Face au mouvement révolutionnaire qui gagne l’Algérie depuis maintenant quelques semaines, il nous a semblé pertinent d’entendre les voix de Syriens rencontrés ces dernières années durant nos temps de vie en Syrie ou au Liban, et aujourd’hui à Marseille. Au terme de huit ans de conflit au départ lié à un mouvement révolutionnaire anti-régime né dans différentes régions du pays, les Syriens font face aujourd’hui à une dure précarité sous le même régime.

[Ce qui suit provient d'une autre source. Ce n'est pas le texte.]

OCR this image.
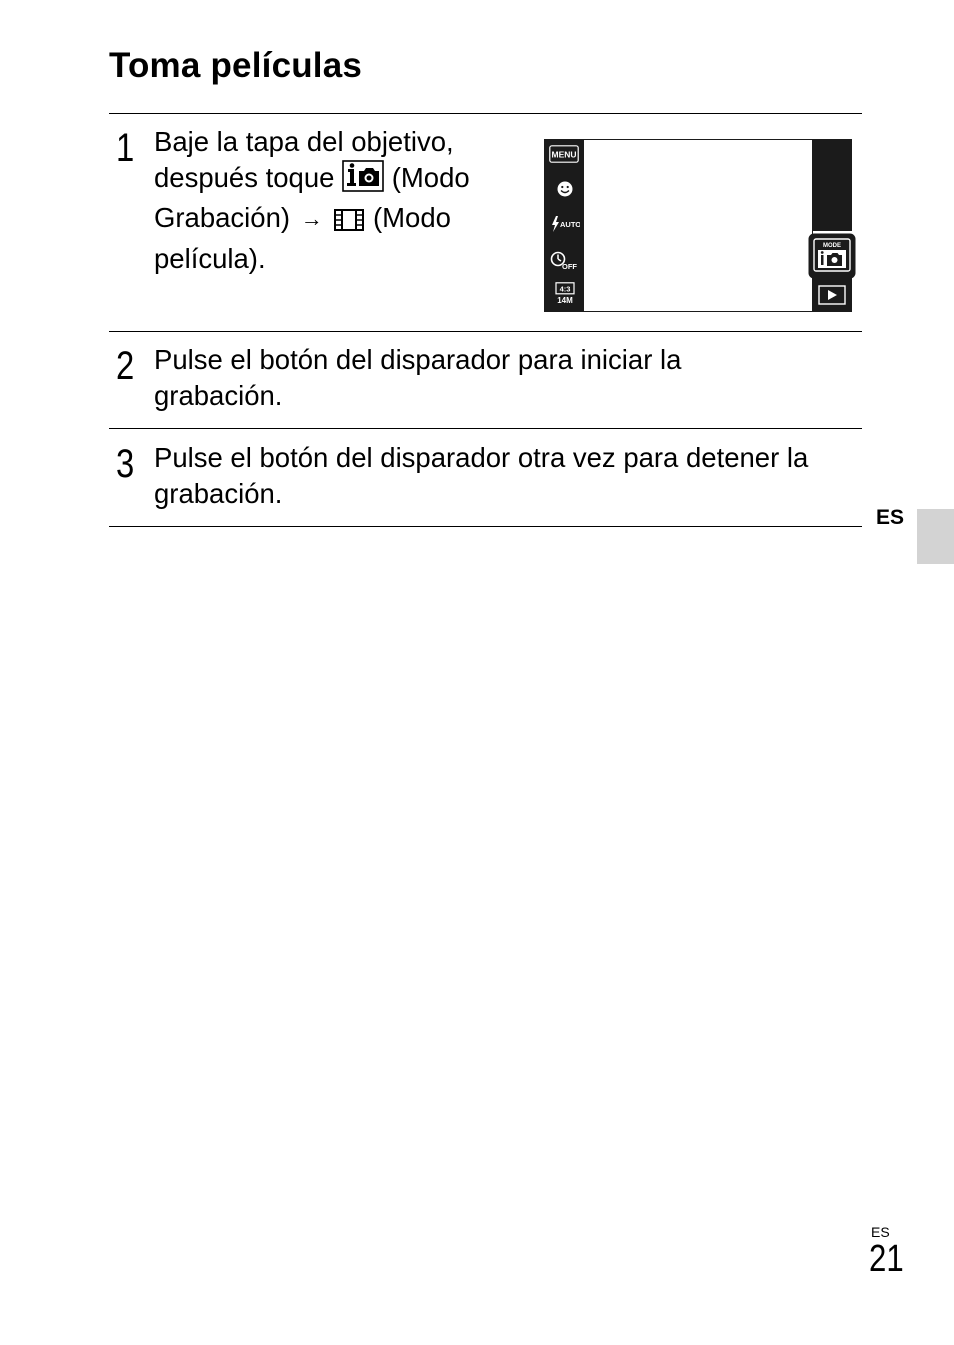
Toma películas
1 Baje la tapa del objetivo,
después toque (Modo
Grabación) → (Modo
película).
MENU
AUTO
OFF
4:3
14M
MODE
2 Pulse el botón del disparador para iniciar la grabación.
3 Pulse el botón del disparador otra vez para detener la grabación.
ES
ES
21
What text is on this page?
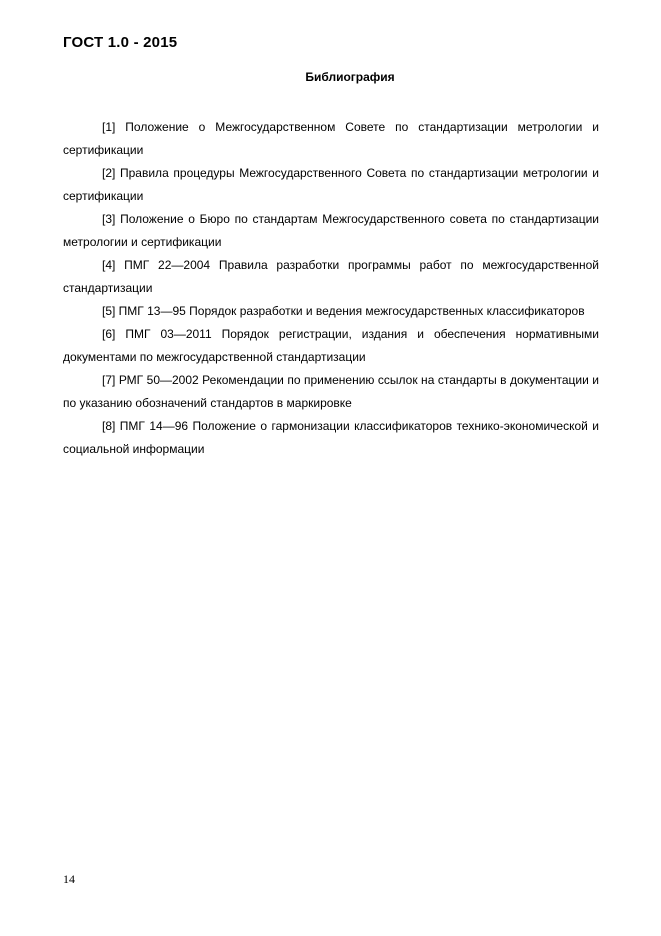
ГОСТ 1.0 - 2015
Библиография
[1] Положение о Межгосударственном Совете по стандартизации метрологии и сертификации
[2] Правила процедуры Межгосударственного Совета по стандартизации метрологии и сертификации
[3] Положение о Бюро по стандартам Межгосударственного совета по стандартизации метрологии и сертификации
[4] ПМГ 22—2004 Правила разработки программы работ по межгосударственной стандартизации
[5] ПМГ 13—95 Порядок разработки и ведения межгосударственных классификаторов
[6] ПМГ 03—2011 Порядок регистрации, издания и обеспечения нормативными документами по межгосударственной стандартизации
[7] РМГ 50—2002 Рекомендации по применению ссылок на стандарты в документации и по указанию обозначений стандартов в маркировке
[8] ПМГ 14—96 Положение о гармонизации классификаторов технико-экономической и социальной информации
14
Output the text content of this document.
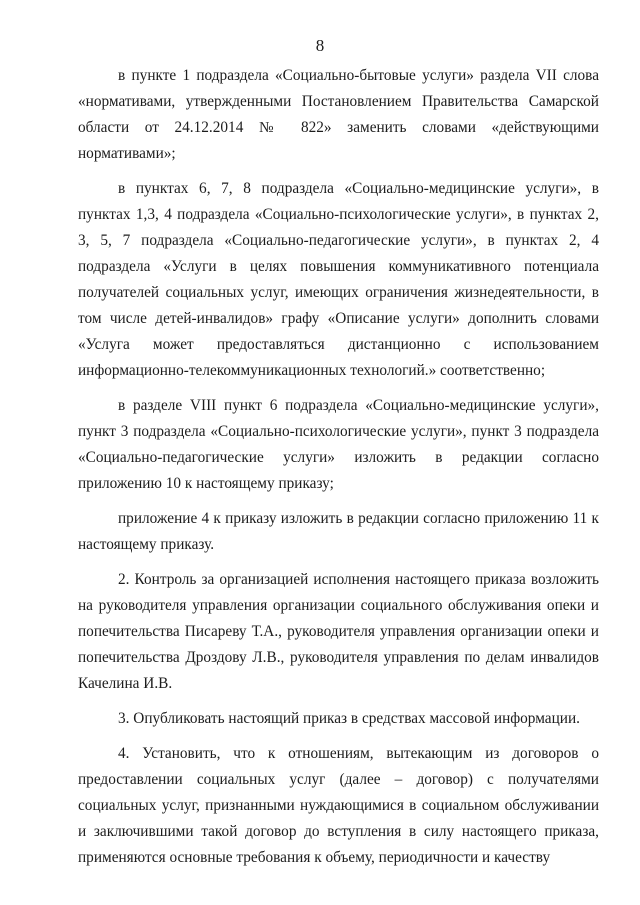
8

в пункте 1 подраздела «Социально-бытовые услуги» раздела VII слова «нормативами, утвержденными Постановлением Правительства Самарской области от 24.12.2014 № 822» заменить словами «действующими нормативами»;

в пунктах 6, 7, 8 подраздела «Социально-медицинские услуги», в пунктах 1,3, 4 подраздела «Социально-психологические услуги», в пунктах 2, 3, 5, 7 подраздела «Социально-педагогические услуги», в пунктах 2, 4 подраздела «Услуги в целях повышения коммуникативного потенциала получателей социальных услуг, имеющих ограничения жизнедеятельности, в том числе детей-инвалидов» графу «Описание услуги» дополнить словами «Услуга может предоставляться дистанционно с использованием информационно-телекоммуникационных технологий.» соответственно;

в разделе VIII пункт 6 подраздела «Социально-медицинские услуги», пункт 3 подраздела «Социально-психологические услуги», пункт 3 подраздела «Социально-педагогические услуги» изложить в редакции согласно приложению 10 к настоящему приказу;

приложение 4 к приказу изложить в редакции согласно приложению 11 к настоящему приказу.

2. Контроль за организацией исполнения настоящего приказа возложить на руководителя управления организации социального обслуживания опеки и попечительства Писареву Т.А., руководителя управления организации опеки и попечительства Дроздову Л.В., руководителя управления по делам инвалидов Качелина И.В.

3. Опубликовать настоящий приказ в средствах массовой информации.

4. Установить, что к отношениям, вытекающим из договоров о предоставлении социальных услуг (далее – договор) с получателями социальных услуг, признанными нуждающимися в социальном обслуживании и заключившими такой договор до вступления в силу настоящего приказа, применяются основные требования к объему, периодичности и качеству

Ils sont contraints d’accepter la présence de puissances extérieures venues transformer leur révolution en un conflit armé qui a tué plus de 370 000 civils et qui tue encore aujourd’hui.
Comme nous l’avions fait pour le dossier Syrie où des personnalités algériennes avaient partagé leurs souvenirs de la décennie noire qui a secoué le passé algérien, ici de jeunes Syriens comparent les soulèvements d’une partie du peuple, qui en Algérie comme en Syrie, refuse la continuité d’un régime mafieux et se bat pour la réappropriation du pays par le peuple et pour le peuple.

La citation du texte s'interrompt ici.